The current issue of the Harvard Business Review contains a rare piece of commentary from a serving chief executive, Procter & Gamble's AG Lafley. His article is called "What only the CEO can do". It contains a run-down of the key tasks and responsibilities that fall to the organisation's most senior manager.Mr Lafley should be congratulated for sticking his head above the parapet and engaging in debate. Not enough CEOs do this. But then, not too many of them would be able to marshal an argument in such an interesting way.
Luckily I was able to follow up with "AG" on the phone last week. It turns out that in writing this piece P&G's boss was repaying a long-standing debt to the late Peter Drucker. "I went to see him two or three times a year towards the end of his life," Mr Lafley explained. "I committed to turning his notes into something." After nine years in the CEO's chair, he feels able to answer the question that Drucker used to put to him: what is the work of the CEO?
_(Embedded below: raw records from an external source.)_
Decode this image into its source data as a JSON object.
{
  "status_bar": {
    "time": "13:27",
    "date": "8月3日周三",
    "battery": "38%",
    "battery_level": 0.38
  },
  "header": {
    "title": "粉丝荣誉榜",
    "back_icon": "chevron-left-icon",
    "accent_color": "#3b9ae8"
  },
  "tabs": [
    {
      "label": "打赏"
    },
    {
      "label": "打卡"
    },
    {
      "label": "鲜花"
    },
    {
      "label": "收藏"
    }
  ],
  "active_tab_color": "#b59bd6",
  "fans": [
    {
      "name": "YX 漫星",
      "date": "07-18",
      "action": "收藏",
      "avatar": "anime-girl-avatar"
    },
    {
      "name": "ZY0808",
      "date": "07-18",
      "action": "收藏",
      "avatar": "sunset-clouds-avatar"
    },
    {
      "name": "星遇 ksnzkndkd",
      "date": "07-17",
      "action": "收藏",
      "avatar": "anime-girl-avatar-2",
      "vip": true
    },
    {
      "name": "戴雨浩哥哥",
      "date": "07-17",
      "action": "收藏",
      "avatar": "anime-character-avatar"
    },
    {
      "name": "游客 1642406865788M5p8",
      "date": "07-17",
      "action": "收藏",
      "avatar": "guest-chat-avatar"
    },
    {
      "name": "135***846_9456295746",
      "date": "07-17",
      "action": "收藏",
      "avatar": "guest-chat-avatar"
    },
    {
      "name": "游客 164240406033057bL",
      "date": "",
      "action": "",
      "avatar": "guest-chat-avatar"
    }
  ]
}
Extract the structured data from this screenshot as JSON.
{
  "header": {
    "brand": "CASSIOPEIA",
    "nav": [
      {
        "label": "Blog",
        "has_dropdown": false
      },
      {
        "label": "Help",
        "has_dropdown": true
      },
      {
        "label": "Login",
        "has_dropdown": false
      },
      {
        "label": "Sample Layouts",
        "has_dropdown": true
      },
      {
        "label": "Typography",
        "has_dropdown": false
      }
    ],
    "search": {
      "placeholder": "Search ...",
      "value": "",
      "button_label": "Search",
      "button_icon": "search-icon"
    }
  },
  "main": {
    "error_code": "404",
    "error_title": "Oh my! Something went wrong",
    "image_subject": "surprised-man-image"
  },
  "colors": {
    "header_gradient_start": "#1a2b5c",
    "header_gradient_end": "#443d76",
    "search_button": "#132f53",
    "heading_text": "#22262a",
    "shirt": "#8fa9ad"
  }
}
The central task, Mr Lafley argues, is to link the outside world with what is going on inside the corporation. This involves four main challenges. First, making sure that the voice of the consumer is heard loudest and clearest of all, above that of any other stakeholder. Second, deciding what business you are in - and equally, what businesses you should not be in. "People don't volunteer to exit a business," Mr Lafley told me. "That's one of my jobs: to weed the garden."